Screening as Personal Choice
Does this mean mammography should be scrapped altogether? Not necessarily. If you feel a lump in your breast, a mammogram may be warranted, although even then there are other non-ionizing alternatives, such as ultrasound — which has been shown to be considerably superior to mammography, especially for dense-breasted women who are at much higher risk of a false negative when using mammography.
The bottom line is this: There are many strategies that are far more beneficial in terms of breast cancer prevention, and even screening, than mammography. And, if you hitch your fate on mammograms alone — or any other type of screening, without taking any preventive measures — you’re really doing yourself a huge disservice. By shifting our focus to prevention, along with selective screening using less harmful screening methods, we would likely see a big change in cancer rates.

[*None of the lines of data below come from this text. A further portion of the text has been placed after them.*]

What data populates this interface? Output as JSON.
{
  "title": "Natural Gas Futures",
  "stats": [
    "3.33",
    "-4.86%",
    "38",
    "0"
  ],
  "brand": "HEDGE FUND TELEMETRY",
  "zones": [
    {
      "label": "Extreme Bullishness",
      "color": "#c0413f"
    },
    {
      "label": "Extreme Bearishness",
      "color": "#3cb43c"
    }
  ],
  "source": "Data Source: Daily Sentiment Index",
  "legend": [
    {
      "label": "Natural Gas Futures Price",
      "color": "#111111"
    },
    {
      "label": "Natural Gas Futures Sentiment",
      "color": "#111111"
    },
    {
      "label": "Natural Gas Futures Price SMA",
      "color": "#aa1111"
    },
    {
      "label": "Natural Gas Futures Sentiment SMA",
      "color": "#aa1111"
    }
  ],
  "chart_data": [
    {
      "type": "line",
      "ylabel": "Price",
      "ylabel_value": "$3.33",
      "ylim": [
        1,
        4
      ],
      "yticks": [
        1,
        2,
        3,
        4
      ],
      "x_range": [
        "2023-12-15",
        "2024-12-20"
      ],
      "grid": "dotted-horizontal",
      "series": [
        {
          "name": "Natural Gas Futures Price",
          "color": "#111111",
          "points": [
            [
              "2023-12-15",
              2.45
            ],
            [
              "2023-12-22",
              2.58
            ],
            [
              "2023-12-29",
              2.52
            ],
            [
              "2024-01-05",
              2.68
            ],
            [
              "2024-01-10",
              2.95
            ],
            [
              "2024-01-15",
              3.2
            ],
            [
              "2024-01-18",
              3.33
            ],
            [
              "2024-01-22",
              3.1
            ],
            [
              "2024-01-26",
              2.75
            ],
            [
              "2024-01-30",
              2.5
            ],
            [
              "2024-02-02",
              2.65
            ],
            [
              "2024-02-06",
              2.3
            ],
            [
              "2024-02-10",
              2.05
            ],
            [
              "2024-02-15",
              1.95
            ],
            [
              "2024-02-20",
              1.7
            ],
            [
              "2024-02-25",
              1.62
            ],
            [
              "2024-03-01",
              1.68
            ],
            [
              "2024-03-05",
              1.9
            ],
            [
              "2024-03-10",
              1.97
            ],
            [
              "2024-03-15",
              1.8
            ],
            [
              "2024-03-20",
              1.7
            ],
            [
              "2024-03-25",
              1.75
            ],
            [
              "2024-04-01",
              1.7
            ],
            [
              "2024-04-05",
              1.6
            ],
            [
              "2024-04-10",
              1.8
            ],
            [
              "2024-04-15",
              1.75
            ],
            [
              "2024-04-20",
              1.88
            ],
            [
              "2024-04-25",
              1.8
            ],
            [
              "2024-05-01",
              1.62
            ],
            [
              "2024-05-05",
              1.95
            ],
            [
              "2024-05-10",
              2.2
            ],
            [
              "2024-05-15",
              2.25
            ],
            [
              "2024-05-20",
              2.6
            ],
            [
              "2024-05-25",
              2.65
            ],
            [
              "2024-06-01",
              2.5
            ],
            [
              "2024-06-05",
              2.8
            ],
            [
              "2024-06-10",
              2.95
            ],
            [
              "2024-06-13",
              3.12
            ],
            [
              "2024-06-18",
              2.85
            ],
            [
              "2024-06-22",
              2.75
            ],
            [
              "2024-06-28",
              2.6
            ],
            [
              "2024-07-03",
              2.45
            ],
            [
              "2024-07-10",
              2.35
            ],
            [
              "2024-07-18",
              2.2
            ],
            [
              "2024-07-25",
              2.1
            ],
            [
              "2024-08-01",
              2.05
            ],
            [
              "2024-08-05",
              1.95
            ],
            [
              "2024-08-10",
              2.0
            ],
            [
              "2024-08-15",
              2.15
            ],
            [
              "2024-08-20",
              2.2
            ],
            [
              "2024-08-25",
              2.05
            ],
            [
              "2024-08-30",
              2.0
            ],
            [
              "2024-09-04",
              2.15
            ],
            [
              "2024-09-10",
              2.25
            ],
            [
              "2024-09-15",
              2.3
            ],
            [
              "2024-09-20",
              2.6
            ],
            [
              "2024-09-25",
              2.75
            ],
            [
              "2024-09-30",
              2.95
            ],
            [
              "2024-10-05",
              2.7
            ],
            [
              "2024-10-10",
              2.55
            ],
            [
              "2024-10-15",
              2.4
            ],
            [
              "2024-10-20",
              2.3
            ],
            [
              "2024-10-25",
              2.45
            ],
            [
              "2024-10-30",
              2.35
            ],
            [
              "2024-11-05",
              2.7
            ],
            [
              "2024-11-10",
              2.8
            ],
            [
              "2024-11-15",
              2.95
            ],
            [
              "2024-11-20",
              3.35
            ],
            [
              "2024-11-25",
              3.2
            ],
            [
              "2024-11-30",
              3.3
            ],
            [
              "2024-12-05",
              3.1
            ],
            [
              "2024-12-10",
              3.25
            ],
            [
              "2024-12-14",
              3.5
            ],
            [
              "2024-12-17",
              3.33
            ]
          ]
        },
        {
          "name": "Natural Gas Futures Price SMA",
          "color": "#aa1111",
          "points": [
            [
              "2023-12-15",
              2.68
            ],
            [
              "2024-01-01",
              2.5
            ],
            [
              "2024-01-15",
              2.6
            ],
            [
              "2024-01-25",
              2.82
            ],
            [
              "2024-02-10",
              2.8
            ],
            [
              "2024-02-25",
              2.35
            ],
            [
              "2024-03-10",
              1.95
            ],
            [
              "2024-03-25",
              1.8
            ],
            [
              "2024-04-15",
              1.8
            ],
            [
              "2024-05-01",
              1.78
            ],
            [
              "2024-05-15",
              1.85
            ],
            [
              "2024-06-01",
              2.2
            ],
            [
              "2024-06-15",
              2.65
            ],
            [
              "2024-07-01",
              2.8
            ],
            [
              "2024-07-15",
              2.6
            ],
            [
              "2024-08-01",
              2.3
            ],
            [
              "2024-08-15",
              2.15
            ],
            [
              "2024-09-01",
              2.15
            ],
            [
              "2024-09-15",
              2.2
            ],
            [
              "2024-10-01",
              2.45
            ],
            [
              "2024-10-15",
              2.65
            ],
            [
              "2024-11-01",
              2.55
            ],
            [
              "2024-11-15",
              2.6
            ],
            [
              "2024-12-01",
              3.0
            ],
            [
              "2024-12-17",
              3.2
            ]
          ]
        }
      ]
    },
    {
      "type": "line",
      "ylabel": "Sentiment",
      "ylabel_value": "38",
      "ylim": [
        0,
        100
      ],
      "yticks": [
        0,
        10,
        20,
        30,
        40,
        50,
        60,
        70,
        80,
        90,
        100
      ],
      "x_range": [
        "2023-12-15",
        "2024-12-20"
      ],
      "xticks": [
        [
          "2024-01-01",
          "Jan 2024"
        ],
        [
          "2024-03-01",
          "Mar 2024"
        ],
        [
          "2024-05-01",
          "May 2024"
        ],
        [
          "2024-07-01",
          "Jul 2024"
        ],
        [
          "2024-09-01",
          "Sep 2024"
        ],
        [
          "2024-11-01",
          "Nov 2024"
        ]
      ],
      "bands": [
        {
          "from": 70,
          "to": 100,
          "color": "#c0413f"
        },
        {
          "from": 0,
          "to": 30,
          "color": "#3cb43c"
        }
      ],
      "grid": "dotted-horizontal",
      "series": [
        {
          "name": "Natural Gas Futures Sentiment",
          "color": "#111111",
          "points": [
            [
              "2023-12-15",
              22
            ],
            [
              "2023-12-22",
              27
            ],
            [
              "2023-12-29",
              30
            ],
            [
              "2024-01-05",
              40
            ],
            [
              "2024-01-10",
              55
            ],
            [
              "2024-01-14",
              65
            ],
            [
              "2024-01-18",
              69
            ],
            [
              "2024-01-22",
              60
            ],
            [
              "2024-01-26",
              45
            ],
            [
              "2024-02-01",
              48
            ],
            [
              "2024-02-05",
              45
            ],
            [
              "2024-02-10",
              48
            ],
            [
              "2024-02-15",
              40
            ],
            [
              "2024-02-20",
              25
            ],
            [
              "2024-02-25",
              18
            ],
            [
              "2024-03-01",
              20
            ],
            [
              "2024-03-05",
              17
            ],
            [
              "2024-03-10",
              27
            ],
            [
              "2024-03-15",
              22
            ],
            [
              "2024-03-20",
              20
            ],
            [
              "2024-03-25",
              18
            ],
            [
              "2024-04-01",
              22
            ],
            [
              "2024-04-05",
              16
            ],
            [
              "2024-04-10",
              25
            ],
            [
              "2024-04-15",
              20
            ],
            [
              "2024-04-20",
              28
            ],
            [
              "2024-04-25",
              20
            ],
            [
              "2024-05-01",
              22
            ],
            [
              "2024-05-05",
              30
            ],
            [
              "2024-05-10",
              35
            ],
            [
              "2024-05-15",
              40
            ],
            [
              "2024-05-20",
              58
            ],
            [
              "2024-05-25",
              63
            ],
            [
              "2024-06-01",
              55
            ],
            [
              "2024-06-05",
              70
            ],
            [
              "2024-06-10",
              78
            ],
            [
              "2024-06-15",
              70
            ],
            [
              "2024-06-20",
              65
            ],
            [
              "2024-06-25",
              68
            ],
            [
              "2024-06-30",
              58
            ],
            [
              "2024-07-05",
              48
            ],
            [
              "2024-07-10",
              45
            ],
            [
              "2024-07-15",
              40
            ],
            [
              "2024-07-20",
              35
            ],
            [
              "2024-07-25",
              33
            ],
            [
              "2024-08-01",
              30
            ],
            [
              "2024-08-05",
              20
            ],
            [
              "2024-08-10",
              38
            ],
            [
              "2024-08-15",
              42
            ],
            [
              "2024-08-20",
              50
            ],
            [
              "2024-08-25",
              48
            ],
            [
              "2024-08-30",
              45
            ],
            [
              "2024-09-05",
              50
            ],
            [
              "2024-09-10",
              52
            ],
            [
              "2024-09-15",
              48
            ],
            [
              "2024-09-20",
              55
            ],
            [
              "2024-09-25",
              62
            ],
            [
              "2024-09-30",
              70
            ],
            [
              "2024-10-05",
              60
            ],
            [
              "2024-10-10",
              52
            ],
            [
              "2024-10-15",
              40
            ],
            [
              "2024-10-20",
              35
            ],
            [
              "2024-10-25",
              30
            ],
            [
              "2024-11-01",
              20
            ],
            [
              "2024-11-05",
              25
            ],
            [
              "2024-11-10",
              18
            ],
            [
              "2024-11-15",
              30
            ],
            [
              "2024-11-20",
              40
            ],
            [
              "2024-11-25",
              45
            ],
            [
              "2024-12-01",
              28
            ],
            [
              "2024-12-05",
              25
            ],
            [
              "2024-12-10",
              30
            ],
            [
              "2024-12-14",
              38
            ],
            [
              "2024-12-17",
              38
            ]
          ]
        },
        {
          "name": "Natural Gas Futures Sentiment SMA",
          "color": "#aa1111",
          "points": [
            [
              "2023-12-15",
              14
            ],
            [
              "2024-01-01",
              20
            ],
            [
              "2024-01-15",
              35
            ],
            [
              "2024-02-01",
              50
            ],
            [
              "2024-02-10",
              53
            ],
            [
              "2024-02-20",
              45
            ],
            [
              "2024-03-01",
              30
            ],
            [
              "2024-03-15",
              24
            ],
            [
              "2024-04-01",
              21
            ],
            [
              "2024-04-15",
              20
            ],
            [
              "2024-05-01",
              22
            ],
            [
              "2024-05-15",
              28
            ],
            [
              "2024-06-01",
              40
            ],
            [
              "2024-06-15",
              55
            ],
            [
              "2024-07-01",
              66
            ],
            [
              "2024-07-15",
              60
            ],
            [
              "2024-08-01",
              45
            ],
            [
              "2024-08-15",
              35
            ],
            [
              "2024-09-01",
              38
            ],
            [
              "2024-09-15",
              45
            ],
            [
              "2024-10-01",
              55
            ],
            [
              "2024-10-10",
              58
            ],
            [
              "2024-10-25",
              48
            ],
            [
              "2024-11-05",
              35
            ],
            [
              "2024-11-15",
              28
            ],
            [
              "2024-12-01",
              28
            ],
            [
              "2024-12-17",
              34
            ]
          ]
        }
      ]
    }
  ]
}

For key dietary guidelines and lifestyle strategies that can help reduce your cancer risk, please see my previous article, “Top Tips to Decrease Your Breast Cancer Risk.” Another excellent resource is Dr. Christine Horner’s book, “Waking the Warrior Goddess: Dr. Christine Horner’s Program to Protect Against and Fight Breast Cancer,” which contains scientifically validated all-natural approaches that can protect against and treat breast cancer.